The results of the experiment are shown in the following table:

the foregoing is only a partial embodiment of the present invention, and it should be noted that, for those skilled in the art, various modifications and decorations can be made without departing from the principle of the present invention, and these modifications and decorations should also be regarded as the protection scope of the present invention.

Claims

1. A dynamic multi-band nonlinear speech feature extraction method is characterized in that,

2. The method for extracting dynamic multiband nonlinear speech features according to claim 1, wherein in step (1), extracting barker frequency cepstrum coefficient feature parameters specifically includes the following steps:

step 1), the bark domain wavelet function is expressed as:

obtaining a functional expression under the auditory perception domain:

wherein, Delta b is (b2-b1)/(K-1) is

K is a scale parameter, [ b1, b2 ]]For auditory perception of frequency bandwidth, b stands for auditory perceptionKnowing the frequency;

step 4), after the speech energy is calculated, the speech energy passes through a bark filter bank BW_m(k) And extracting Barker frequency cepstrum parameters through discrete cosine transform of energy logarithm, wherein m is more than or equal to 1 and less than or equal to 24.

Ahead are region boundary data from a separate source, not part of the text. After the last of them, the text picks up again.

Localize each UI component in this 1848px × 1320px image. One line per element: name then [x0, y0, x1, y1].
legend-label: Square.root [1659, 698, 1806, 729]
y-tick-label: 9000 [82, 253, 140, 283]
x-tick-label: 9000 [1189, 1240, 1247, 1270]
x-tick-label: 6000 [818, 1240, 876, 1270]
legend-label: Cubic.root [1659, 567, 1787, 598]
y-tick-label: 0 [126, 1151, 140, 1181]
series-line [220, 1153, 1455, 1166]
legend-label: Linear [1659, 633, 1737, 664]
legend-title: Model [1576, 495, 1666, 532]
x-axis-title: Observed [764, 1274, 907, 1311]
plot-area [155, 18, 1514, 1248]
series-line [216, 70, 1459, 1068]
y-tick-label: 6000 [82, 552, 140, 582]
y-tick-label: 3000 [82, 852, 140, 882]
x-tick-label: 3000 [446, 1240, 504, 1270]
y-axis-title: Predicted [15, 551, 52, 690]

3. The method for extracting dynamic multiband nonlinear speech feature according to claim 1, wherein in step (2), the extraction of the maximum lyapunov parameter employs a wolff algorithm, which specifically includes the following steps:

step 1) for discrete time series x₁，x₂，x₃，…，x_NDetermining reconstruction dimension m by using G-P algorithm, determining delay time interval tau by using average mutual information method, and reconstructing phase space x (t) ═ x_t，x_t-τ，…，x_t-(m-1)τ) The number of phases is N ═ N- (m-1) tau; wherein the parameter N represents the total number of discrete time series points;

Step 3), setting a time step length or an evolution time t, evolving the initial vector along the track to obtain a new vector, and recording the Euclidean distance between the corresponding point and the endpoint as L (t)₁) And the exponential growth rate of the system linear index in the corresponding time period is recorded as:

4. the dynamic multiband nonlinear speech feature extraction method according to claim 1, wherein in the step (2), the extraction of the associated dimensional feature parameters includes the following steps:

step 2), calculating a correlation integral function:

in the formula:

the attractor has fractal characteristics, and the correlation dimension D and the correlation function C (r) approximately satisfy a log-linear relationship: d (m) ═ ln C (r)/lnr, and m can be calculated by fitting₀A corresponding estimate value;

step 4), estimating embedding dimension: increasing embedding dimension m₀Substituting into step 2) and step 3), and repeatedly calculating until m₀Gradually converge to a saturation value, where D (m) does not follow m₀Is changed by an increase of the value of the correlation dimension of the system, corresponding to m₀Is the finally determined embedding dimension.